36

282 14 0
                                    

Udara semakin dingin dimalam yang sudah menunjukan pukul 11 malam. Ditambah lagi hujan yang lumayan deras tanpa diiringi petir menambah suasana semakin uenak bergelung dikasur. Apalagi kalau ditemani selimut bernyawa.

Elang melirik kamar Maya yang sudah dimatikan lampunya. Sudah kesekian kalinya Elang menggerakkan kepalanya untuk melihat ruangan yang didalamnya terdapat sosok mungil berponi.

Elang menggeleng-gelengkan kepalanya sambil bergumam "Gila lo Lang. Hadeuhh"

Televisi yang kini sedang menyala diabaikan oleh Elang tanpa dinikmati. Elang sengaja menyalakan televisi bukan untuk mencari hiburan. Hanya sekedar mengisi keheningan yang menemani dirinya selain suara air hujan.

Elang tidak bisa tidur setelah hampir saja dia mencium satu-satunya wanita yang ada diruangan ini. Entah apa yang akan terjadi jika dirinya tidak bisa mengendalikan diri dan membiarkan setan-setan biadab disekelilingnya menguasai dirinya.

Elang ingat sekali kalimat keramat yang dia ucapkan dengan polosnya.

"Boleh gue cium?"

Masih terngiang-ngiang ditelinga Elang. Ekspresi kaget Maya juga terekam jelas di ingatan. Untung saja Maya tidak spontan berteriak yang mampu membangunkan tetangga satu RT. Tidak ada gerak berlebihan seperti mnedorong tubuh Elang ataupun menendang telur berharga Elang. Hanya bulatan mata Maya yang melebar dari biasanya. Sepertinya Maya kaget.

"Yaiyalah, gue aja kaget sama diri sendiri. Gue aja gak berani nyium Rere. Apalagi nyipok. Tampang aja mesum akut, tapi aslinya kaku kurang praktek" batin Elang.

"Setan disumur kuat banget ternyata" lanjut Elang dalam batinnya.

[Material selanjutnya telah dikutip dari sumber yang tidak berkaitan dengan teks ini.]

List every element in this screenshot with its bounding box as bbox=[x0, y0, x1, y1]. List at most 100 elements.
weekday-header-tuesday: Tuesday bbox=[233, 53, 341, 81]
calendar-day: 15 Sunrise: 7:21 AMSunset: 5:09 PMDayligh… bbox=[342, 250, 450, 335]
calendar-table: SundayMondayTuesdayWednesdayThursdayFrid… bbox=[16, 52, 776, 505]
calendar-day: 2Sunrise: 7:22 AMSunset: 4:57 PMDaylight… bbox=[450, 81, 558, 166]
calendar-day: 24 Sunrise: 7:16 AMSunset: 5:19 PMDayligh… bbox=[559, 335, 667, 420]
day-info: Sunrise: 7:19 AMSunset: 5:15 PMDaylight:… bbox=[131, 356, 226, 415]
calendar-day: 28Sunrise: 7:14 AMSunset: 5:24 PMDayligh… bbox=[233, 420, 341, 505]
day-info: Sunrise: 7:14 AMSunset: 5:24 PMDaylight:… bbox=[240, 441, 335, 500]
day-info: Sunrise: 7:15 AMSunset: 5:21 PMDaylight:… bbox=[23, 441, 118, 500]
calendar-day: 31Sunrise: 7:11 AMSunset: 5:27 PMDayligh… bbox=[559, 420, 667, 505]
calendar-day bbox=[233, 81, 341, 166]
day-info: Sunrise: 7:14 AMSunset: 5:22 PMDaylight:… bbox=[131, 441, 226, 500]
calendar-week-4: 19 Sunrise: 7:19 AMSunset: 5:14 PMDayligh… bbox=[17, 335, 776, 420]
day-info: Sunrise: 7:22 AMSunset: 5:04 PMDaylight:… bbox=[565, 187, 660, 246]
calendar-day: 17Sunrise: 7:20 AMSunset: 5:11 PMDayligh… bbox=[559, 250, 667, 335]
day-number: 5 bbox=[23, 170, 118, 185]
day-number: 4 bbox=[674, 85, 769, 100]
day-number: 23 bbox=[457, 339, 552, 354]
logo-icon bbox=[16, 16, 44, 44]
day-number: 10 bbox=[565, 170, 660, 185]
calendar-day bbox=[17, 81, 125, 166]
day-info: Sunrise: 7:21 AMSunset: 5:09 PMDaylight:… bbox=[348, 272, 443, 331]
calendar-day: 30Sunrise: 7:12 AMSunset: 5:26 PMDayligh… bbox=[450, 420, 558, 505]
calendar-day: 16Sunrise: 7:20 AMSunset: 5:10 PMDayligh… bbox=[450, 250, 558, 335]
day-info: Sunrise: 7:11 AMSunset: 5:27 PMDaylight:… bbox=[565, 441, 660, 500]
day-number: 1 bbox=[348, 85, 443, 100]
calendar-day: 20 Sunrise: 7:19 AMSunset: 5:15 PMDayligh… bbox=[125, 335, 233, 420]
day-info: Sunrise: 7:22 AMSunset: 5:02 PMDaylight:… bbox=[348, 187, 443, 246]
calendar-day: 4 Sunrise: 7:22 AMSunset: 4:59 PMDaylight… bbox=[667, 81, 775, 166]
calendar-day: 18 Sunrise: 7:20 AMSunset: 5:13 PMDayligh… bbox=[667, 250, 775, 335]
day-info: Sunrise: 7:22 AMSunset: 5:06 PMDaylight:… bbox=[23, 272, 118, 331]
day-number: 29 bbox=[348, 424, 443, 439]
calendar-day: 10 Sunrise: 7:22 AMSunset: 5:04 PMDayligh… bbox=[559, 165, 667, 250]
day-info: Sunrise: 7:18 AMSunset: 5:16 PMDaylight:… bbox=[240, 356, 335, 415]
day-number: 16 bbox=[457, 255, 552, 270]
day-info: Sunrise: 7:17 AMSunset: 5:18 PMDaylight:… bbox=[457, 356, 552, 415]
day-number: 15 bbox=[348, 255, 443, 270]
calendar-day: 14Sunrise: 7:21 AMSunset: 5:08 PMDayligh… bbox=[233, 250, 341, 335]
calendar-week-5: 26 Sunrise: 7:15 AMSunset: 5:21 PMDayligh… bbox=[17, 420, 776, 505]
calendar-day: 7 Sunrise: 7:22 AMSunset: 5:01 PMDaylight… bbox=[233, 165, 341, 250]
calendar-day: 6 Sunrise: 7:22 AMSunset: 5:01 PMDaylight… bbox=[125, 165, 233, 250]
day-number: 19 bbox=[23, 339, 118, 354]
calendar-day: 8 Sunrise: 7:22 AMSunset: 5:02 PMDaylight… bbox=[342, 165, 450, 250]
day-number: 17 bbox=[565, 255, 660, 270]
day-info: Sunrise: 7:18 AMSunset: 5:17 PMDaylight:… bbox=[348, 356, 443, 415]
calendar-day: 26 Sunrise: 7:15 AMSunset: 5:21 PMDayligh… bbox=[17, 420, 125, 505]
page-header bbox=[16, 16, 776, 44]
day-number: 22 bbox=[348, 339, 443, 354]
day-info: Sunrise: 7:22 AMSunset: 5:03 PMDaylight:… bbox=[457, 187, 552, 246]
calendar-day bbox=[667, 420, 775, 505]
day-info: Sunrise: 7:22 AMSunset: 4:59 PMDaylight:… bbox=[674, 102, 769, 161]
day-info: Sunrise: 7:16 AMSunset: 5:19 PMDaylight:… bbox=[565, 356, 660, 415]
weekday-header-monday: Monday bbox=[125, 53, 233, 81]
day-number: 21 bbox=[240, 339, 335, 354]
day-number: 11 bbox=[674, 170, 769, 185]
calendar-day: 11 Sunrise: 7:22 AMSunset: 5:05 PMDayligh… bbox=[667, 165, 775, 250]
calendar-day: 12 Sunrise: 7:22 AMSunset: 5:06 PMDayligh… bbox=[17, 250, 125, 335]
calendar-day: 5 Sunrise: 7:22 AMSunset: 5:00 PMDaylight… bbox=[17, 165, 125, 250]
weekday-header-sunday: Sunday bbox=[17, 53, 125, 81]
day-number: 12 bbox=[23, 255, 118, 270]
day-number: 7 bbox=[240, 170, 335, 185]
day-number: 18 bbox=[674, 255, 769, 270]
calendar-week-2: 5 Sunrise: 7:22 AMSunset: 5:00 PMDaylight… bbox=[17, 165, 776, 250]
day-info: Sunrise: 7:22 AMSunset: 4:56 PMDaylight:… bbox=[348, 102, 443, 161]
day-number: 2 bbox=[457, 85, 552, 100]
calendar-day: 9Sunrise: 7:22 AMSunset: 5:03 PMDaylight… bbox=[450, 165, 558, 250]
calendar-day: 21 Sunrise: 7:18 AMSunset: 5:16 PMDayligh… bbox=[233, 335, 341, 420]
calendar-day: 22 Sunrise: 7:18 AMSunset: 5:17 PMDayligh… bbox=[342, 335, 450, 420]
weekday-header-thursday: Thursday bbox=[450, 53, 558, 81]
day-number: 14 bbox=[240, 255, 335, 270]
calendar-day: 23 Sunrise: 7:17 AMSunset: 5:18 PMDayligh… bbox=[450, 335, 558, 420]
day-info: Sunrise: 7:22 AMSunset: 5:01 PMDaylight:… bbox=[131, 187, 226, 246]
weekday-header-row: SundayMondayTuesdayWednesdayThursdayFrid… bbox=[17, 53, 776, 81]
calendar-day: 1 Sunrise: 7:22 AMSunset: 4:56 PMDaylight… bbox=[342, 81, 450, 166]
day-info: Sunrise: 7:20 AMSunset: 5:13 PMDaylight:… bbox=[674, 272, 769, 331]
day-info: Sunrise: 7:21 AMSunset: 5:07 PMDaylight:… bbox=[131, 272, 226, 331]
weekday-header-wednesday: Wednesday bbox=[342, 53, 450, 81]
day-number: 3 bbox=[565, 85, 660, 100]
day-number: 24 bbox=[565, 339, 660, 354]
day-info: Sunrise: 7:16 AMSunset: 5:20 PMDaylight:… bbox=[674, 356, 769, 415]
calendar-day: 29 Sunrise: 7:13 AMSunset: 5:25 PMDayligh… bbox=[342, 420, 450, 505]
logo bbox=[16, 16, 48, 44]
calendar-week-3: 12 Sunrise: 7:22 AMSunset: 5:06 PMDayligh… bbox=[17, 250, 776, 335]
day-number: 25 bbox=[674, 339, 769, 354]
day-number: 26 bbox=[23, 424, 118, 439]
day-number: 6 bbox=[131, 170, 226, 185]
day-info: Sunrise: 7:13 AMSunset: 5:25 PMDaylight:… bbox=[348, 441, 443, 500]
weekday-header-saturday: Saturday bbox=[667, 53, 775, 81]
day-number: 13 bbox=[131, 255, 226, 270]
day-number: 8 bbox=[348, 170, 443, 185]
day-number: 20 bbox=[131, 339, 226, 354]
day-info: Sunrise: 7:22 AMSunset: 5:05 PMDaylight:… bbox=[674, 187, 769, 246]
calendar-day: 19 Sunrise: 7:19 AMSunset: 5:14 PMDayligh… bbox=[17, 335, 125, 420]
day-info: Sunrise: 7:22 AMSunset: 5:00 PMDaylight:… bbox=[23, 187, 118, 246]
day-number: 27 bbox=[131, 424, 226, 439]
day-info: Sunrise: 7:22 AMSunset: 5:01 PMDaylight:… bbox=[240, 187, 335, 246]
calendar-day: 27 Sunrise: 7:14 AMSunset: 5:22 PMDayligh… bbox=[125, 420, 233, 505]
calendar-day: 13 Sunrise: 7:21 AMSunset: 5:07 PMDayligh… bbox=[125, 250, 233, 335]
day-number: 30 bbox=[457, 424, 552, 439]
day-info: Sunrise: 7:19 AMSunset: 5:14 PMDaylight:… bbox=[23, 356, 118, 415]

"Cuma cewe pake daster doang loh, Lang. Punya burung baperan amat dahh ah, lemah!" keluh Elang pada dirinya.

"Rere yang suka pake baju seksi, selalu tampil cantik, selalu ngegoda aja, gak nyampe bertindak segitunya juga anj!" Elang membandingkan.

Sampai sekarang Elang masih merasakan gelenyar aneh dihatinya. Irama degupan dijantungnya begitu asyik dirasakan menurut Elang. Seperti sekali jedug maka ambyarlah love love kecil berhamburan didadanya. Bukan lagi kupu-kupu yang berterbangan bebas didalam perut Elang. Organ tubuh Elang memang beda. Rasa nikmatnya pun tidak bisa dijelaskan.

Ibu jari milik Elang pun tidak luput dari pandangan Elang. Elang terus memandanginya. Disaat kondisi imannya yang tinggal remahannya saja, Elang sedikit bersyukur, junior milik Elang tidak bringas mengganas. Hanya sebatas menyentuh bibir mungil Maya yang tidak sempat ia cicipi. Tidak berani berbuat macam-macam. Satu macam saja Elang sudah ketar-ketir seperti bocil. Apalagi sampai berbuat hal yang tidak senonoh. Elang yakin, Elang tidak akan berani melakukannya. Disisi Elang manusia awam, Elang juga sangat menjunjung kehormatan dan harga diri wanita. Walaupun...

"Ternyata bibir polosan lebih menggoda yaa.." pikir Elang sambil tersenyum kikuk.

Dalam hati Elang selalu terjadi pro kontra untuk mencicipi perpaduan dua enzim yang katanya nikmat rasanya.

"Argghhhhh.. gak aman pala gue!"

"Harus charger iman dulu inimah kalo deket sama dia!" Dia yang dimaksud Elang adalah Maya.

Yang membuat Elang lebih heran adalah Maya tidak menolak dan tidak menghentikan Elang untuk berhenti dari aktivitas yang mampu menimbulkan sengatan listrik tersebut. Elang sudah berbaik hati diluar otak sadarnya, menawarkan diri sebelum mencicipi. Tapi, Maya bungkam.

"Kayanya kalo gue terusin, Maya juga gak nolak deh" tebak Elang sok tahu.

Sekelebat bayangan bibir merah Rere lah yang membuat Elang tersadar untuk berhenti dari aksinya. Elang sedikit merasa bersalah. Hanya sedikit. Selebihnya, menyesal.